This is a great time for women. So many things happening right now that are shifting our deep sense of ourselves. Julia Gillard’s great speech in the Australian parliament on sexism in public life; even the horrors of the Savile scandal do us the benefit of awakening and then clearing long festering memories of abuse. And this weekend, for the first time ever, the Karmapa is conferring the initiation of the Chod practice to women, a powerful practice developed (from an earlier Bon practice) by an amazing, astonishing Tibetan woman, Machig Labdron, in the 11th century.

This is a historic moment for women in Buddhism and by extension, for women around the world. What is so awesome about the Chod is that it is a practice for feeding our demons, for turning to face that of which we are most afraid and offering it our attention, indeed ourselves. This is a major aspect of feminine spirituality, this deep compassion that can transform apparently impossible situations, and also that we can practice towards ourselves and our own beings, as we do with birth, menstruation and menopause, finding that when we give them our all, these mysteries of female life transform into nectar, blessings, enlightenment.

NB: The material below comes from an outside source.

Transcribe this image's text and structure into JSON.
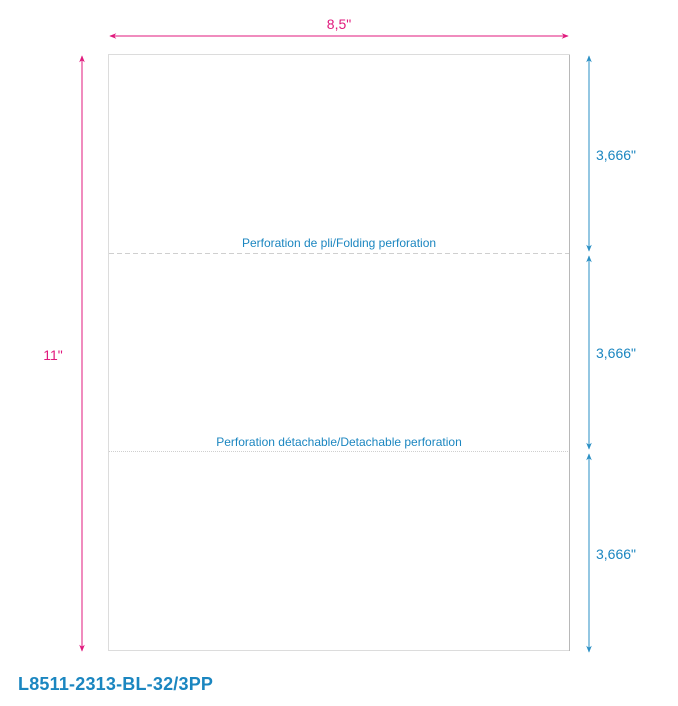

From today’s press release: “His Holiness the Karmapa initiates a historic transmission, mainly for female practitioners (26 October, 2012, Palampur, Himachal Pradesh) In an unprecedented three-day event, His Holiness the 17th Karmapa, Ogyen Trinley Dorje, is granting initiation and teachings on Chöd. A spiritual practice developed by Machig Labdron, a Tibetan yogini in the 11th century, Chöd is practiced by nearly all sects of Tibetan Buddhism to this day. Approximately 1,000 people from across the Himalayan region and around the world are here to attend this historic Dharma transmission, which is being conferred for the first time by His Holiness in response to a supplication made by a western Buddhist woman, Lama Tsultrim Allione, on behalf of all women practitioners. Lama Tsultrim was ordained in 1970 as a Buddhist nun by His Holiness the 16th Karmapa, and later pursued the path as a lay practitioner.

Expressing his delight regarding the occasion, His Holiness the Karmapa said: “Since the time of the 3rd Karmapa who wrote the first commentary on Chöd, the Karmapas have maintained a close connection to this practice. I myself feel a deep bond with these teachings coming from Machig Labdrön. She is the perfect embodiment of wisdom and compassion and has inspired Buddhist practitioners for many centuries. I am especially pleased that I can offer this encouragement and support to female practitioners from around the Himalayan region and the world, and pray that the good merit from this event generates peace.”

I learned the Chod from Lama Tsultrim, whom I have studied with periodically since 1988, and when I first heard of this opportunity to take the initiation from the Karmapa, who I have long felt a deep connection with, I really wanted to go. But it was clear to me that this was not my path. The logistics did not add up and I had other things I needed to be doing.

It turns out that it has never been my path to be a full-on, full-time practitioner of these arcane practices. Instead I translate them. I am a bridge person, as I daresay are many of you reading this. I receive the initiation, do the practice for a while until it is integrated sufficiently for the next stage to emerge, and it then transforms into an understanding that in time becomes part of something I write or teach. I used to feel guilty about dropping and/or adjusting the formal practices, for not practicing several hours a day other than for a few months at a time, but now I understand that that is not the way that works best for me, and that I transform them into modes of expression that can be more widely used. Evolution happens all the time. I feel a lingering melancholy for the path not travelled, that of the committed practitioner secure in the daily religious adherence, but then the wildness in my soul kicks in and I revel in the freedom of my independent spiritual life and its consequent creativity.

Machig was famous for her understanding of reversals: that that which appears good may in fact be bad, and vice versa. There is a stage in spiritual development where this becomes stark, as the spirit tries to shed the last dregs of ego, which always attach to notions of good and bad. Rumi is another great source for this level of teaching. I’ll write more on this sometime, but for now, just really wanted to pass on the great news of the Karmapa taking the respect for women within Tibetan Buddhism to the next stage. Thank you to his Eminent Being! Blessings on all practitioners of great teachings!